Europe’s biggest energy companies, including Centrica Plc and Gas Natural SDG SA, contracted for U.S. LNG, meaning trading will expand once cargoes become regular and commercial. More LNG tankers are being diverted to Europe’s underused terminals and liquid hubs in the northwest after prices in key consuming nations in Asia fell. Net LNG imports to Europe rose 16 percent last year, according to the International Group of LNG Importers.
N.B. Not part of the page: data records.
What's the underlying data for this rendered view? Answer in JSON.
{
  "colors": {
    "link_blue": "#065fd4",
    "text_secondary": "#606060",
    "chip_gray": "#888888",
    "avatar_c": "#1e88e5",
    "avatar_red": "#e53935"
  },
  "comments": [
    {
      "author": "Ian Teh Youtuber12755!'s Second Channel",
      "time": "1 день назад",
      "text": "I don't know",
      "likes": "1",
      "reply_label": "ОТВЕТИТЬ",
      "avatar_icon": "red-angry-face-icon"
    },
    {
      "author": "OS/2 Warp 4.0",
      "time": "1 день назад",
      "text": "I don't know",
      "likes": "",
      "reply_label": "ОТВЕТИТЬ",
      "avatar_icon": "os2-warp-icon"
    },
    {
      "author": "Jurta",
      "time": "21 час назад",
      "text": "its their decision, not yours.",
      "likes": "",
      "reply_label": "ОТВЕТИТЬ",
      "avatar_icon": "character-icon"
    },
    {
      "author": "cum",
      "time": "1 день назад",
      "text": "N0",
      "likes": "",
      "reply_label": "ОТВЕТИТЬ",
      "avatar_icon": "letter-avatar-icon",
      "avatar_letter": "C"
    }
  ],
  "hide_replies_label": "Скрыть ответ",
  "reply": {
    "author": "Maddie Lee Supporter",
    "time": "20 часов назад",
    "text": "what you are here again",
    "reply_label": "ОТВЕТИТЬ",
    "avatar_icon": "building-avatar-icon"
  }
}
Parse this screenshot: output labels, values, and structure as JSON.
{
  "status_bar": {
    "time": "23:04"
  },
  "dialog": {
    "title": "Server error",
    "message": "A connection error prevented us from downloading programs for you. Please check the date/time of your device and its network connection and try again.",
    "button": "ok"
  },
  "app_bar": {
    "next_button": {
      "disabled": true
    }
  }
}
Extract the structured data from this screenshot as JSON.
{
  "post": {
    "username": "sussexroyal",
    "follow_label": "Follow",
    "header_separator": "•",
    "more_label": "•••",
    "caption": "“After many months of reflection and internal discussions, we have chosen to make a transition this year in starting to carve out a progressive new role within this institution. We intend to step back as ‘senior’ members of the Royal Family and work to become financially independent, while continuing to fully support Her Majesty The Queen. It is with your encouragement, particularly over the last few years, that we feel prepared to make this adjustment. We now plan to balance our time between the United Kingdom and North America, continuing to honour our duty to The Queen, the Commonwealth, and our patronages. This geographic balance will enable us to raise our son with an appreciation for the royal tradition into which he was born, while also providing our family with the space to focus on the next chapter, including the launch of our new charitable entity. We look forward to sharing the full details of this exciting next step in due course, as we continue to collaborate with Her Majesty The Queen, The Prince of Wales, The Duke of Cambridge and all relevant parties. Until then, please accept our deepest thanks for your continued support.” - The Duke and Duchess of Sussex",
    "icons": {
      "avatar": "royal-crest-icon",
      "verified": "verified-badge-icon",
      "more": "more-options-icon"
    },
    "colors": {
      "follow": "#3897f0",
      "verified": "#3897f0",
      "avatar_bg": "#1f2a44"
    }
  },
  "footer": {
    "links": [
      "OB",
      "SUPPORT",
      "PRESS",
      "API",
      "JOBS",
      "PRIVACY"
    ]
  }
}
Portugal relied on LNG imports, mainly from Nigeria, for about a third of its natural gas last year, according to energy grid operator REN-Redes Energeticas Nacionais SA. The rest came by pipelines from Algeria through Spain. The southern European nation boosted LNG imports 13 percent to 1.1 million metric tons last year.
Cheniere estimates shipping costs to Europe at 50 cents a million British thermal units compared with $1.50 to transport fuel to Asia. Spot Asian LNG crashed 72 percent in the past two years amid rising production in Australia and weaker demand in Japan, South Korea and China, the world’s biggest consumers of LNG. That narrowed the price difference between Europe and Asia.
Cheniere gained 2.4 percent to $38 at 1:52 p.m. in New York. The shares are down 51 percent in the past year.
“U.S. LNG supply to Europe may have strong geopolitical symbolism, but its current volume impact will be negligible, until the big volumes come on stream in 2018-19, and cargoes will probably go to higher value markets in Latin America and elsewhere,” Jonathan Stern, chairman and founder of the natural gas research program at the Oxford Institute for Energy Studies, said by e-mail.
Russia’s Gazprom PJSC, which is seeking to boost exports to its biggest market by revenue to a record this year, has said U.S. LNG can’t compete on price in Europe and American supplies to the region will be limited. Russia meets a third of European gas supply, with Germany being the biggest market.
More than half of U.S. total LNG production may be destined for Europe by 2020, according to Wood Mackenzie Ltd. Cheniere said in January that it can profitably sell LNG despite lower prices, though margins may be as little as $1 per million Btu to Europe.